Together these roll up into a risk band, from Low to Critical.

The facts and the incidents

Alongside the score you get the key facts (trains on your data, vendor country, data residency, EU AI Act risk) and the sourced incidents behind it, so the assessment is not a black box. You can see why a tool is rated the way it is.

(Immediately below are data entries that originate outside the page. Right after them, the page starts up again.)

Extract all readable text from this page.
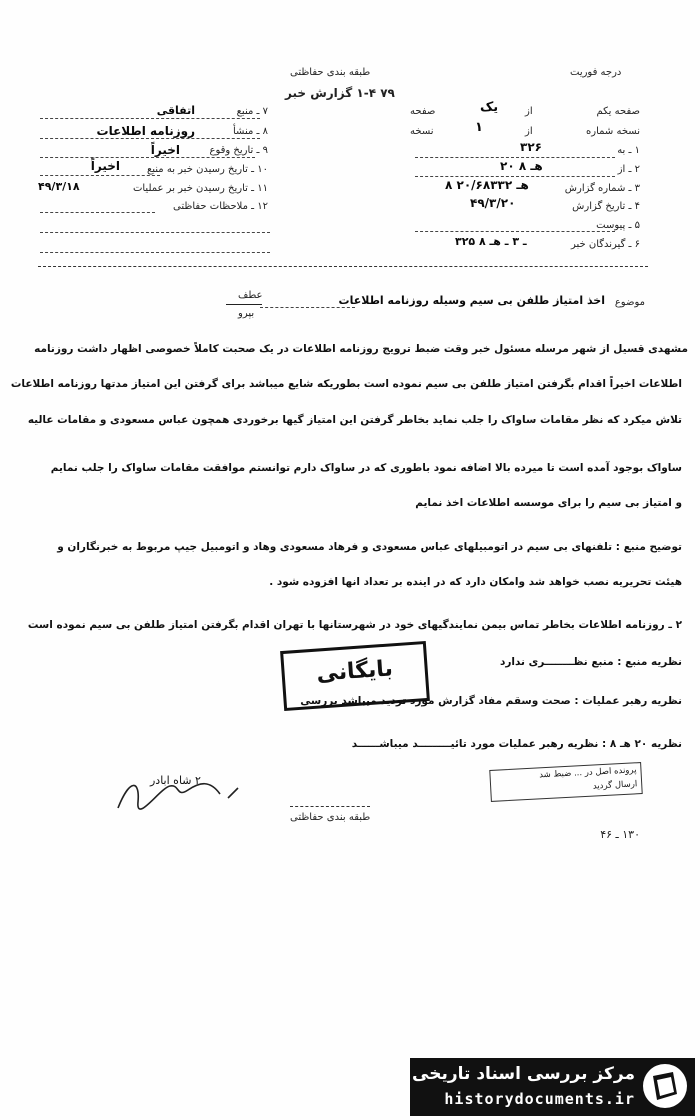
طبقه بندی حفاظتی
۷۹ ۱-۴ گزارش خبر
درجه فوریت
۷ ـ منبع
اتفاقی
۸ ـ منشأ
روزنامه اطلاعات
۹ ـ تاریخ وقوع
اخیراً
۱۰ ـ تاریخ رسیدن خبر به منبع
اخیراً
۱۱ ـ تاریخ رسیدن خبر بر عملیات
۴۹/۳/۱۸
۱۲ ـ ملاحظات حفاظتی
صفحه یکم
از
یک
صفحه
نسخه شماره
از
۱
نسخه
۱ ـ به
۳۲۶
۲ ـ از
۲۰ هـ ۸
۳ ـ شماره گزارش
۸ هـ ۲۰/۶۸۳۳۲
۴ ـ تاریخ گزارش
۴۹/۳/۲۰
۵ ـ پیوست
۶ ـ گیرندگان خبر
۳۲۵ ـ ۳ ـ هـ ۸
موضوع
اخذ امتیاز طلفن بی سیم وسیله روزنامه اطلاعات
عطف
بپرو
مشهدی قسیل از شهر مرسله مسئول خبر وقت ضبط ترویج روزنامه اطلاعات در یک صحبت کاملاً خصوصی اظهار داشت روزنامه
اطلاعات اخیراً اقدام بگرفتن امتیاز طلفن بی سیم نموده است بطوریکه شایع میباشد برای گرفتن این امتیاز مدتها روزنامه اطلاعات
تلاش میکرد که نظر مقامات ساواک را جلب نماید بخاطر گرفتن این امتیاز گیها برخوردی همچون عباس مسعودی و مقامات عالیه
ساواک بوجود آمده است تا میرده بالا اضافه نمود باطوری که در ساواک دارم توانستم موافقت مقامات ساواک را جلب نمایم
و امتیاز بی سیم را برای موسسه اطلاعات اخذ نمایم
توضیح منبع : تلفنهای بی سیم در اتومبیلهای عباس مسعودی و فرهاد مسعودی وهاد و اتومبیل جیپ مربوط به خبرنگاران و
هیئت تحریریه نصب خواهد شد وامکان دارد که در اینده بر تعداد انها افزوده شود .
۲ ـ روزنامه اطلاعات بخاطر تماس بیمن نمایندگیهای خود در شهرستانها با تهران اقدام بگرفتن امتیاز طلفن بی سیم نموده است
نظریه منبع : منبع نظــــــــری ندارد
نظریه رهبر عملیات : صحت وسقم مفاد گزارش مورد تردید میباشد بررسی
نظریه ۲۰ هـ ۸ : نظریه رهبر عملیات مورد تائیـــــــــد میباشــــــد
بایگانی
پرونده اصل در ... ضبط شد
ارسال گردید
۲ شاه ابادر
طبقه بندی حفاظتی
۱۳۰ ـ ۴۶
مرکز بررسی اسناد تاریخی
historydocuments.ir
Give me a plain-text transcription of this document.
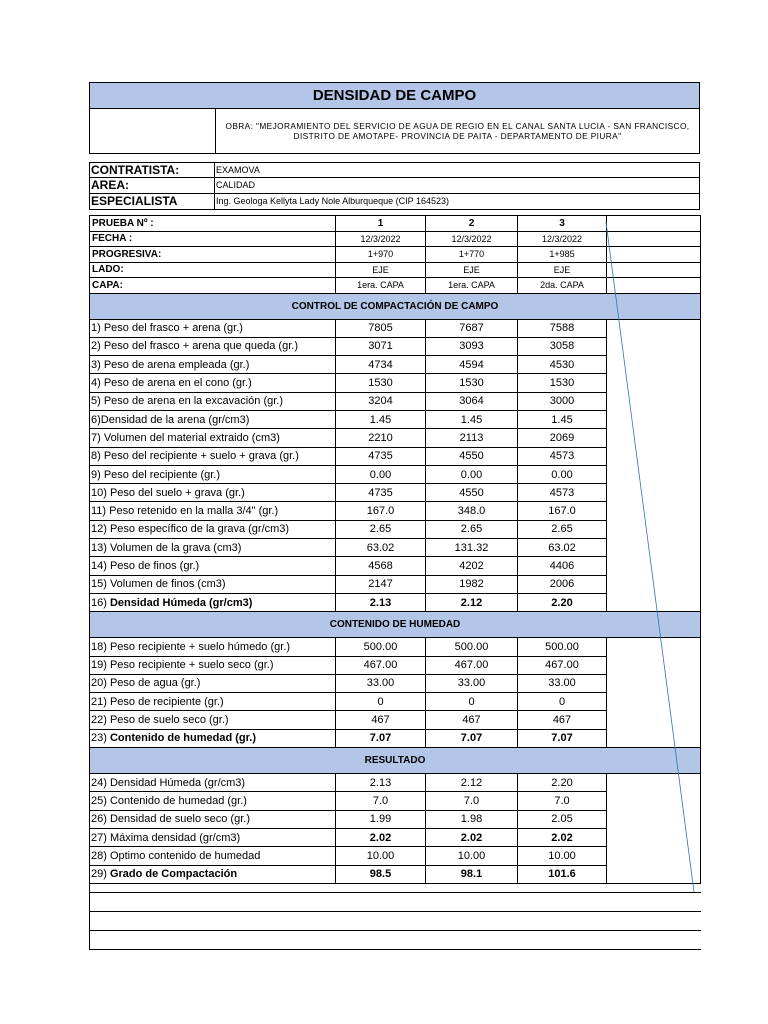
DENSIDAD DE CAMPO
OBRA: "MEJORAMIENTO DEL SERVICIO DE AGUA DE REGIO EN EL CANAL SANTA LUCIA - SAN FRANCISCO, DISTRITO DE AMOTAPE- PROVINCIA DE PAITA - DEPARTAMENTO DE PIURA"
CONTRATISTA:	EXAMOVA
AREA:	CALIDAD
ESPECIALISTA	Ing. Geologa Kellyta Lady Nole Alburqueque (CIP 164523)
PRUEBA Nº :	1	2	3	
FECHA :	12/3/2022	12/3/2022	12/3/2022	
PROGRESIVA:	1+970	1+770	1+985	
LADO:	EJE	EJE	EJE	
CAPA:	1era. CAPA	1era. CAPA	2da. CAPA	
CONTROL DE COMPACTACIÓN DE CAMPO				
1) Peso del frasco + arena (gr.)	7805	7687	7588	
2) Peso del frasco + arena que queda (gr.)	3071	3093	3058	
3) Peso de arena empleada (gr.)	4734	4594	4530	
4) Peso de arena en el cono (gr.)	1530	1530	1530	
5) Peso de arena en la excavación (gr.)	3204	3064	3000	
6)Densidad de la arena (gr/cm3)	1.45	1.45	1.45	
7) Volumen del material extraido (cm3)	2210	2113	2069	
8) Peso del recipiente + suelo + grava (gr.)	4735	4550	4573	
9) Peso del recipiente (gr.)	0.00	0.00	0.00	
10) Peso del suelo + grava (gr.)	4735	4550	4573	
11) Peso retenido en la malla 3/4" (gr.)	167.0	348.0	167.0	
12) Peso específico de la grava (gr/cm3)	2.65	2.65	2.65	
13) Volumen de la grava (cm3)	63.02	131.32	63.02	
14) Peso de finos (gr.)	4568	4202	4406	
15) Volumen de finos (cm3)	2147	1982	2006	
16) Densidad Húmeda (gr/cm3)	2.13	2.12	2.20	
CONTENIDO DE HUMEDAD				
18) Peso recipiente + suelo húmedo (gr.)	500.00	500.00	500.00	
19) Peso recipiente + suelo seco (gr.)	467.00	467.00	467.00	
20) Peso de agua (gr.)	33.00	33.00	33.00	
21) Peso de recipiente (gr.)	0	0	0	
22) Peso de suelo seco (gr.)	467	467	467	
23) Contenido de humedad (gr.)	7.07	7.07	7.07	
RESULTADO				
24) Densidad Húmeda (gr/cm3)	2.13	2.12	2.20	
25) Contenido de humedad (gr.)	7.0	7.0	7.0	
26) Densidad de suelo seco (gr.)	1.99	1.98	2.05	
27) Máxima densidad (gr/cm3)	2.02	2.02	2.02	
28) Optimo contenido de humedad	10.00	10.00	10.00	
29) Grado de Compactación	98.5	98.1	101.6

Safer alternatives to recommend

Every tool lists safer alternatives. You pin the one your organisation prefers, and it shows first, both here and in the overlay your employees see when they open a tool that is not allowed. This is how you steer people towards an approved option instead of simply blocking them.

Usage in your organisation

If the tool has activity, a usage tab shows how often and when it is used, so you can prioritise the tools that carry the most real exposure.

Guiding people, not blocking them

Policy is a nudge, not a wall. Open a tool that is Not allowed and the extension shows a non-blocking overlay with your pinned alternatives; the user can still hold to continue. Tools set to Under review show a calm notice to keep to public information. Approved tools never interrupt.

Tips

  • Start with the tools that have the most activity. That is where your data is most exposed.
  • Use Under review as a temporary state while you gather more information.
  • Revisit Not allowed tools periodically. A blocked tool may become compliant later, or a better alternative may appear.